How Trump can uncuff U.S. police
Despite the hue and cry from some, the election of Donald Trump as President will have a positive effect on policing and citizen safety in America. And it will not, in my opinion, decrease Americans’ civil rights.
I believe the No. 1 civil right is to be free from harm. Though broad historical trends remain positive, we’re in the midst of an increase in violent crime, and more Americans are now dying from drug overdoses than from automobile accidents.
With smart and aggressive local policing — encouraged by policies set by Washington, and by an example set by federal law enforcement — we can turn the tide.
For eight years, the Obama administration’s Department of Justice has waged a war on police. The focus has been on criminal justice reform instead of modeling intelligent strategies to push crime reduction.
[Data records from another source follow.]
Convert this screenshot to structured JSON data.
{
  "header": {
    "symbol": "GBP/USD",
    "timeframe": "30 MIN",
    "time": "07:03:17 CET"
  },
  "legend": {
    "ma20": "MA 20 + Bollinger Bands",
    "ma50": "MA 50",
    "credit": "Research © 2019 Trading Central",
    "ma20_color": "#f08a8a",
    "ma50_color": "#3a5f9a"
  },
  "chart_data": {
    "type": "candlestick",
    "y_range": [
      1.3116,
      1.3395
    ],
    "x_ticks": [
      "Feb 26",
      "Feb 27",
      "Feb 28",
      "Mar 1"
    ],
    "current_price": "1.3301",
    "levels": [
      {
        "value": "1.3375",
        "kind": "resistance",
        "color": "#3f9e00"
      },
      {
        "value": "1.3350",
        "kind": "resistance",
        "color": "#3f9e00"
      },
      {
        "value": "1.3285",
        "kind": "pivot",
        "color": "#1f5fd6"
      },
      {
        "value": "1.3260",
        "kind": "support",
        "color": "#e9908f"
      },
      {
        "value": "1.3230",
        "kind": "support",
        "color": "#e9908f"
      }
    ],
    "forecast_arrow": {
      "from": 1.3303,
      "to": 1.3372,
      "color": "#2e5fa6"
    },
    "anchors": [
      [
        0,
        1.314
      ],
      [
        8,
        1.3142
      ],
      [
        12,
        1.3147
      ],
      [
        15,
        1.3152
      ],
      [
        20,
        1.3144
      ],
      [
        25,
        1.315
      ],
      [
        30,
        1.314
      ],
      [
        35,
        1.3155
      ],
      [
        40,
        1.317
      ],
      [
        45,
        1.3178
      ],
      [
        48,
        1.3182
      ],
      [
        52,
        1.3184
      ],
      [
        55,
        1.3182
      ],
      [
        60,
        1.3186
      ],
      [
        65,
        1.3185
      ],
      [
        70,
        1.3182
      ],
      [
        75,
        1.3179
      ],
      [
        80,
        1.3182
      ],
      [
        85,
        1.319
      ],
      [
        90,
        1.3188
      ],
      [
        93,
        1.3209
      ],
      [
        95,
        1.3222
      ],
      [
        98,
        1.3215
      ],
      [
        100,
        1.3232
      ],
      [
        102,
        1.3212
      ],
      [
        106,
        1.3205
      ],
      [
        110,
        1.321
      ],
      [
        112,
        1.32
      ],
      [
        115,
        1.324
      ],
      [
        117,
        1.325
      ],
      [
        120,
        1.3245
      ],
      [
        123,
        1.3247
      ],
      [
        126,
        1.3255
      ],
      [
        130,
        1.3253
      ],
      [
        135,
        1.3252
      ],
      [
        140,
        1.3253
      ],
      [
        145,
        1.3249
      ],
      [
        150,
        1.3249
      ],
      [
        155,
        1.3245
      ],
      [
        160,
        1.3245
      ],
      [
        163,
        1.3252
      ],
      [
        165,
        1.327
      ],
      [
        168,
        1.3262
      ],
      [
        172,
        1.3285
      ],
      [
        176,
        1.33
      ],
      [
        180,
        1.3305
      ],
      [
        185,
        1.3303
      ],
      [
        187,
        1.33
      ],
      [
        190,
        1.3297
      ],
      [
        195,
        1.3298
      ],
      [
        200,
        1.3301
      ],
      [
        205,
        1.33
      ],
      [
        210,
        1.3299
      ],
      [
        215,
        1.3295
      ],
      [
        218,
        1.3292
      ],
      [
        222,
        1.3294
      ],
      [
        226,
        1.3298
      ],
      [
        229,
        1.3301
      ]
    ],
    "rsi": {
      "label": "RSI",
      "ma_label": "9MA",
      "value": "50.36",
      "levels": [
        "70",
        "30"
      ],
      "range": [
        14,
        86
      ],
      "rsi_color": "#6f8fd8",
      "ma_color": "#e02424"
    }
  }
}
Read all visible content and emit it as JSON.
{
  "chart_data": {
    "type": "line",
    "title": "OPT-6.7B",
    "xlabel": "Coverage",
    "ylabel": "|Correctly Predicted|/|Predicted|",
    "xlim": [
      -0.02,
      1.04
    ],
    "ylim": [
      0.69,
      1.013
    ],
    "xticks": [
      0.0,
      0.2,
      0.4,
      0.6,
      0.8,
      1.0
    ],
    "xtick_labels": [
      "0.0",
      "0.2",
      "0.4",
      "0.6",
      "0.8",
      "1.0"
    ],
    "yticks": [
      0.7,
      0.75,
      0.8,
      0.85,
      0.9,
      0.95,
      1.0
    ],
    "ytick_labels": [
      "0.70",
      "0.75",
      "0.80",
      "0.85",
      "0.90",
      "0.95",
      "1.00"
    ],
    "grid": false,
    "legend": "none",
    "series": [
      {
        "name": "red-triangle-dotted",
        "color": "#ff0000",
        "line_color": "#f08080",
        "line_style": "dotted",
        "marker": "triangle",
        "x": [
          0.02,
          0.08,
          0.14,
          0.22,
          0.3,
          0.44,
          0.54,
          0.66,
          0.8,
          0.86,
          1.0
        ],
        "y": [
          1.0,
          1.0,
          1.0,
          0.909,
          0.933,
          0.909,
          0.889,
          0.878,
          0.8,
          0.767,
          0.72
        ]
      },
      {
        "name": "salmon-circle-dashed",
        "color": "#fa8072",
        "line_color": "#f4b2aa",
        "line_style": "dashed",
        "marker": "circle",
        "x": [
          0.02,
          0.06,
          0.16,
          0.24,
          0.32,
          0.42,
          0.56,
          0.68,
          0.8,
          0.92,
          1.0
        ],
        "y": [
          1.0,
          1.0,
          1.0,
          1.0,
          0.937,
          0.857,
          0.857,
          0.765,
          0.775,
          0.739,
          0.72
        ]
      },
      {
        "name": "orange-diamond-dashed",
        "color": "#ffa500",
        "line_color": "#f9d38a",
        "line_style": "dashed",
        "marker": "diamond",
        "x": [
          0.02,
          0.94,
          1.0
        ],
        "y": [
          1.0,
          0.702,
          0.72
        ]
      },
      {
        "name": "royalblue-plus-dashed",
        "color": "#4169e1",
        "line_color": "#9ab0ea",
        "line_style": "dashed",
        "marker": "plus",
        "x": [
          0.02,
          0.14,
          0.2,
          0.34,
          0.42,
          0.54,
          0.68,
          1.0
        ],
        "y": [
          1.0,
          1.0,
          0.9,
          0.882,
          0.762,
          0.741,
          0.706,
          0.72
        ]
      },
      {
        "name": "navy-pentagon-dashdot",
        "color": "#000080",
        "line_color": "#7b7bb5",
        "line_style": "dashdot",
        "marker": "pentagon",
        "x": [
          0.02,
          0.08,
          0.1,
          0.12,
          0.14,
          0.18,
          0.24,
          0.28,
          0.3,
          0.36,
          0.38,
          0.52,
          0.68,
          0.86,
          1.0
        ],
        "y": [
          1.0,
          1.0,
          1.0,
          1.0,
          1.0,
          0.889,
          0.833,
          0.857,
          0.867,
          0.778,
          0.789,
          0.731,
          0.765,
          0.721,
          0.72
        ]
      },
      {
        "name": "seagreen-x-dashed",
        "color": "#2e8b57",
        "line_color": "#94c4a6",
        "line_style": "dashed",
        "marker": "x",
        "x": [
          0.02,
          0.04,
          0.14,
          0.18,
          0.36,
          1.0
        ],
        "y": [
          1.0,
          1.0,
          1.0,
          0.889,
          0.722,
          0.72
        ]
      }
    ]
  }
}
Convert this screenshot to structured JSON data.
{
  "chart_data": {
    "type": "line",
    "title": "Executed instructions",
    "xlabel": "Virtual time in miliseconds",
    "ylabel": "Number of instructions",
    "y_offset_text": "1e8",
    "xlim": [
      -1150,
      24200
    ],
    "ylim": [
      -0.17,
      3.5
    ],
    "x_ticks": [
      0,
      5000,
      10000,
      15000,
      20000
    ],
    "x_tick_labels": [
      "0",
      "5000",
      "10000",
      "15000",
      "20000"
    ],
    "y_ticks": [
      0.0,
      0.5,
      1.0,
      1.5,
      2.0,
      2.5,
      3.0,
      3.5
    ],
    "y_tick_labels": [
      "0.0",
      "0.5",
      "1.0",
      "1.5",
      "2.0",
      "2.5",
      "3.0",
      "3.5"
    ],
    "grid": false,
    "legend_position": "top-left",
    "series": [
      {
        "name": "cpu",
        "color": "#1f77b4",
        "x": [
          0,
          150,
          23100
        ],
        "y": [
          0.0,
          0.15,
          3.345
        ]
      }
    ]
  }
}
The lead division in this war has been the DOJ’s Civil Rights Division. It has instituted brutality and bias investigations into and forced consent decrees upon 16 cities, including Seattle, Portland, Ore., New Orleans, Cleveland, Los Angeles and Albuquerque, N.M.
At least 20 departments are either under consent decrees with the federal government or negotiating one at the present time.
These decrees require independent monitors to oversee compliance with these federal court orders. (Previous administrations have used consent decrees, but under their watch, most disputes with police had been settled through nonbinding memorandums of understanding.)
This effort hasn’t gotten the attention it deserves, but I believe it has corroded the initiative and independence of local law enforcement.
The federal monitors appointed are often close associates of Justice officials with significantly less experience and expertise than the chiefs and commissioners they are overseeing. The process becomes a huge burden on city or county budgets, as taxpayers are forced to pay millions of dollars to monitors who have no time limit or specific benchmarks to achieve. An estimate from The Washington Post and “Frontline” estimated the total cost at upwards of $600 million.
The monitors’ mission is to advise the courts that the departments are in compliance with the court order. This subjective measure is solely at the discretion of the monitor, and the result is no incentive for them to report success.
The Obama administration has proudly trumpeted that they increased what are known as patterns-and-practices investigations of police departments by more than 50%. But there is no objective measure to demonstrate substantive change, and in many cases cities have suffered from exactly the types of incidents that the consent decree was designed to correct.
I am not suggesting that the use of monitors is per se a bad thing. The 1994 Violent Crime Control and Law Enforcement Act, which authorized patterns-and-practices investigations of police departments, was intended to fix brutal and prejudiced departments.
There are some. The problem is overreach. In my opinion, the following must be done to stop it.
First, create experience qualifications for monitors. Do not select a police chief who has supervised a small department of 20 to monitor a department of thousands. There are excellent small department chiefs, but there are light years of difference in the challenges faced by each. Second, create time limits and benchmarks for every monitor to meet, and put in place incentives for the monitor to bring the department into compliance.
Third, require the Department of Justice to regularly require inperson reports from the monitors to assess their progress.
Fourth, as the Civil Rights Division drafts consent decrees in the future, they must decrease the administrative burden on the departments they investigate. I have seen firsthand the mountains of paper that are required by, and often go unread by, monitors.
The public has a right to professional police who carry out their duties without prejudice or excessive force. They also have a right to a Justice Department whose focus is on reducing crime and saving lives.